Acquired miR-142 deficit in leukemic stem cells suffices to drive chronic myeloid leukemia into blast crisis

The mechanisms underlying the transformation of chronic myeloid leukemia (CML) from chronic phase (CP) to blast crisis (BC) are not fully elucidated. Here, we show lower levels of miR-142 in CD34+CD38- blasts from BC CML patients than in those from CP CML patients, suggesting that miR-142 deficit is implicated in BC evolution. Thus, we create miR-142 knockout CML (i.e., miR-142-/-BCR-ABL) mice, which develop BC and die sooner than miR-142 wt CML (i.e., miR-142+/+BCR-ABL) mice, which instead remain in CP CML. Leukemic stem cells (LSCs) from miR-142-/-BCR-ABL mice recapitulate the BC phenotype in congenic recipients, supporting LSC transformation by miR-142 deficit.
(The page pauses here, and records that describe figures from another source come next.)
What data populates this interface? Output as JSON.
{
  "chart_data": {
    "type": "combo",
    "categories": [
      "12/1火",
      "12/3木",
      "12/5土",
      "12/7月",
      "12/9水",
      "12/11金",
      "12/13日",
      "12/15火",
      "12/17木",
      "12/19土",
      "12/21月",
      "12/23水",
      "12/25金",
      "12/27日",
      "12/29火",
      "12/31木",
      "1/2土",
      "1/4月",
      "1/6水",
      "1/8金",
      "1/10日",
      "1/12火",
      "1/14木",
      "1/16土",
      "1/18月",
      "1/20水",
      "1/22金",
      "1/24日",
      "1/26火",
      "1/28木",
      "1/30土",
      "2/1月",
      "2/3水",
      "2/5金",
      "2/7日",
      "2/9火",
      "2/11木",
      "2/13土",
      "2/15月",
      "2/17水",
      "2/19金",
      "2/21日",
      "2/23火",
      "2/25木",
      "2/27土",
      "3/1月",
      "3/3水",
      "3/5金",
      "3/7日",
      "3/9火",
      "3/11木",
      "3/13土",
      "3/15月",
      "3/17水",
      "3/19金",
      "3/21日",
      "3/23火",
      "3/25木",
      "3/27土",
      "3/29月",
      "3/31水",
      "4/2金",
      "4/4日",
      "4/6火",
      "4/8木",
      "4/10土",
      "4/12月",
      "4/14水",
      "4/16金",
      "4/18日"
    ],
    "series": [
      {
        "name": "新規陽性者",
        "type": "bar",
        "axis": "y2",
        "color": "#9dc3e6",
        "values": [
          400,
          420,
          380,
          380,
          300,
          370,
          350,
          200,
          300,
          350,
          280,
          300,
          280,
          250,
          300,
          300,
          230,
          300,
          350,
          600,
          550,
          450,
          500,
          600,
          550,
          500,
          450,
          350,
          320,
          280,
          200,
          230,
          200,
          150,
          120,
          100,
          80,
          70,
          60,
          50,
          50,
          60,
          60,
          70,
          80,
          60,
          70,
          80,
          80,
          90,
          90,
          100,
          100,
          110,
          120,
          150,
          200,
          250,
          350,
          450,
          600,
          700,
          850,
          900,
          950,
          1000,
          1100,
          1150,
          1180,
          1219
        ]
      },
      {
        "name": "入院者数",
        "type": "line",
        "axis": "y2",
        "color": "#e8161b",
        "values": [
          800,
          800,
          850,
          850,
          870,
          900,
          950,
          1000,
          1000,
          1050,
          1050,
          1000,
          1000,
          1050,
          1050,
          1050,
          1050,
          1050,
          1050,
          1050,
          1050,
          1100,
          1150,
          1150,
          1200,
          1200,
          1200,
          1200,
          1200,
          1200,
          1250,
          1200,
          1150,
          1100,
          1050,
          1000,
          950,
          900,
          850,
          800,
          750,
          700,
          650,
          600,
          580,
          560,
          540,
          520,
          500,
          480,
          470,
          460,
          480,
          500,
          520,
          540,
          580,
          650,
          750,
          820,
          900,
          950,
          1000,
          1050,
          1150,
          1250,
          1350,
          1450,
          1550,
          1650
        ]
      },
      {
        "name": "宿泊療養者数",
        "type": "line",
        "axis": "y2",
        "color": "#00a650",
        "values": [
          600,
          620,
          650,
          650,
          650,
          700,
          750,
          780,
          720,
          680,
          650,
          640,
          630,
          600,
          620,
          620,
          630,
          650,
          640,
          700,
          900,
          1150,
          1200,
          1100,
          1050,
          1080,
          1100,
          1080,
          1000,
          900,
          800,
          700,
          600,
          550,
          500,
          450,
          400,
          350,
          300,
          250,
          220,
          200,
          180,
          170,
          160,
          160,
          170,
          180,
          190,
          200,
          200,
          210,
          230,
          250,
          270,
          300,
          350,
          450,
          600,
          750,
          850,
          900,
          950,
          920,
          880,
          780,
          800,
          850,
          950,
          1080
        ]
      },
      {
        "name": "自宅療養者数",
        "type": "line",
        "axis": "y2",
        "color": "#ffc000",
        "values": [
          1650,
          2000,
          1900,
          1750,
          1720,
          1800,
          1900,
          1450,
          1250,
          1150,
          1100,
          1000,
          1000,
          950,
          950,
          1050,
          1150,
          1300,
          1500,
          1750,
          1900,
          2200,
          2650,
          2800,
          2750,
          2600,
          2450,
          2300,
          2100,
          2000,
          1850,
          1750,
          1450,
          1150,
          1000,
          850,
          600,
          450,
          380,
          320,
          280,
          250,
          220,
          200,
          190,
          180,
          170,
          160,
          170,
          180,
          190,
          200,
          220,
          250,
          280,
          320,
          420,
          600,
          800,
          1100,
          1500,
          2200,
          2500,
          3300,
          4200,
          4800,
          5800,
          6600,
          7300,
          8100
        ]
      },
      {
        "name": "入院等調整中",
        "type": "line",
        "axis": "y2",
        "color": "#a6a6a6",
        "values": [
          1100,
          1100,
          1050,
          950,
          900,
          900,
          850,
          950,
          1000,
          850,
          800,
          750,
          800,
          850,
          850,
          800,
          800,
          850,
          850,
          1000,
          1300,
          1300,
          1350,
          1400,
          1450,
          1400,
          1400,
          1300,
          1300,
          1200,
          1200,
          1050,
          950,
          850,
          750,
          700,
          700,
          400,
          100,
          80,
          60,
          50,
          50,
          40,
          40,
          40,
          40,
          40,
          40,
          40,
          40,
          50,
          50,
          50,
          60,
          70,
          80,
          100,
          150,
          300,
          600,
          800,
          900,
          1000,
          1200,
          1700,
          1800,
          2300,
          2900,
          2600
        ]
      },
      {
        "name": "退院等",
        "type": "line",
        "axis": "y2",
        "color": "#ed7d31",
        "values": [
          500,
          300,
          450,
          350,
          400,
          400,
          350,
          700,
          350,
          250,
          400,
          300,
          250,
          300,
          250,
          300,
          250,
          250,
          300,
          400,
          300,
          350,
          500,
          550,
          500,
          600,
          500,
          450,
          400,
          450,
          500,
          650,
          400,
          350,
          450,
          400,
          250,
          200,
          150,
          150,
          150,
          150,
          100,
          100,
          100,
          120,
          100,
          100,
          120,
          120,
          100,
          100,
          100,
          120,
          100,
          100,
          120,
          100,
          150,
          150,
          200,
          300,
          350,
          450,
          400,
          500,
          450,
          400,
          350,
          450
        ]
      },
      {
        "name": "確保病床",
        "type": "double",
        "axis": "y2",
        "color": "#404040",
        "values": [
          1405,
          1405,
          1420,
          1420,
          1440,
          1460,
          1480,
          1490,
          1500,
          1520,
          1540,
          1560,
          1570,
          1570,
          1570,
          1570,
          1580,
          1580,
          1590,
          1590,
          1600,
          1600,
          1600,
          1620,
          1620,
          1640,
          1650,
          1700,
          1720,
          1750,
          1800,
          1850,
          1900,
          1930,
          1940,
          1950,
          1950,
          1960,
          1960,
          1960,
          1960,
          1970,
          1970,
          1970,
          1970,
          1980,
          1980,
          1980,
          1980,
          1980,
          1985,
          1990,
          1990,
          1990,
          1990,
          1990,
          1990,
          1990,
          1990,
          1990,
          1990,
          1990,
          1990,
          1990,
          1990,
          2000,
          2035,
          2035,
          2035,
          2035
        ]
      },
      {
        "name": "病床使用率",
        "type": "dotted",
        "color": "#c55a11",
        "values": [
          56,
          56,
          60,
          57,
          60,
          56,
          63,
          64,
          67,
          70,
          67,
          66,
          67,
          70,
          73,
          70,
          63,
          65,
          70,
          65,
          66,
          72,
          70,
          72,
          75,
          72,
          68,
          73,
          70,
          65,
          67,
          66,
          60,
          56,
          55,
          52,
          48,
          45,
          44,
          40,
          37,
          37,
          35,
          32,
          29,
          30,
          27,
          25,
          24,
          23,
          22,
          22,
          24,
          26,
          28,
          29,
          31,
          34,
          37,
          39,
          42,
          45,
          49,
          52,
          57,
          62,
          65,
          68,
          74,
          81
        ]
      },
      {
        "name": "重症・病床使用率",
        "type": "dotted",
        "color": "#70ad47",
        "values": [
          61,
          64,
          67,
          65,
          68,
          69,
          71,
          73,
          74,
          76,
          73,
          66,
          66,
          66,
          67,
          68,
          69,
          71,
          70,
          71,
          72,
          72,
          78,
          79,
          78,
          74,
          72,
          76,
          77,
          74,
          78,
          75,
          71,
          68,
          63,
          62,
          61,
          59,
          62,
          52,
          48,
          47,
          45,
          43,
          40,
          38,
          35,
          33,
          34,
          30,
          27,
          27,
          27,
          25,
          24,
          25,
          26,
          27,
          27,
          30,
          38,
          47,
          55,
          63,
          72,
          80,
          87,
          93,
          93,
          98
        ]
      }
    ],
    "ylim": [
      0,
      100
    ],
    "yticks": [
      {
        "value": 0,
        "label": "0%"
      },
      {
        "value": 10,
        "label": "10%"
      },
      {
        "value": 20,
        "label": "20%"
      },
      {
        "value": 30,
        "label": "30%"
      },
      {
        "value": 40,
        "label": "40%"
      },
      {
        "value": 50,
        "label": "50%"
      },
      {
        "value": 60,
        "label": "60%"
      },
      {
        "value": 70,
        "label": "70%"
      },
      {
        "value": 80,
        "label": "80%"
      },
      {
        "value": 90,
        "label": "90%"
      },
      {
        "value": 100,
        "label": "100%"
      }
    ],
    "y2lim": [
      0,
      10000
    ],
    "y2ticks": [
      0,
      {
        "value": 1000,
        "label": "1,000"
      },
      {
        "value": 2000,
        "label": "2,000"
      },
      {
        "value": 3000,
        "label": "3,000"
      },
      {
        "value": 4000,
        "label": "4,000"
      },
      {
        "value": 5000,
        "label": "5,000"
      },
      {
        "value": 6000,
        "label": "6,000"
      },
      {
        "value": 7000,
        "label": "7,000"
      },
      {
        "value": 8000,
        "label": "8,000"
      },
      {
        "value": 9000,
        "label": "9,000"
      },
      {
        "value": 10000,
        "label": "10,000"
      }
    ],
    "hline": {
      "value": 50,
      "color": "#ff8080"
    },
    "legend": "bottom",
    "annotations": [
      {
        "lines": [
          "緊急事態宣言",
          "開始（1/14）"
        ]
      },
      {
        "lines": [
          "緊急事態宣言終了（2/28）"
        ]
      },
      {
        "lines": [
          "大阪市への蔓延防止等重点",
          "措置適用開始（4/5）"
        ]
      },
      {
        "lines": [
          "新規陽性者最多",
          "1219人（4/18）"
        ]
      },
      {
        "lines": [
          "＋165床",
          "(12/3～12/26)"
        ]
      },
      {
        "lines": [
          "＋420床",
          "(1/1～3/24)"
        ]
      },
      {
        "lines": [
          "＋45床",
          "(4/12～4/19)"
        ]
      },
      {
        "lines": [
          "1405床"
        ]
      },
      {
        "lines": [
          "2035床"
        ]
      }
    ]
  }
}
State-transition and mutual information analyses of bulk and single cell RNA-seq data, metabolomic profiling and functional metabolic assays identify enhanced fatty acid & beta;-oxidation, oxidative phosphorylation and mitochondrial fusion in LSCs as key steps in miR-142-driven BC evolution. A synthetic CpG-miR-142 mimic oligodeoxynucleotide rescues the BC phenotype in miR-142-/-BCR-ABL mice and patient-derived xenografts. The molecular mechanisms underlying the transformation of Chronic Myeloid Leukaemia (CML) from chronic phase (CP) to blast crisis (BC) are not completely elucidated. Here, the authors show that acquired miR-142 deficiency drives CML BC by regulating mitochondrial metabolism and is a potential therapeutic target to prevent BC in CML murine models.

Automated summary

The mechanisms underlying the transformation of chronic phase (CP) to blast crisis (BC) in chronic myeloid leukemia (CML) are not fully understood. This study reveals that deficiency of miR-142 drives the progression of CML to BC by regulating mitochondrial metabolism, and it may serve as a potential therapeutic target to prevent BC in CML.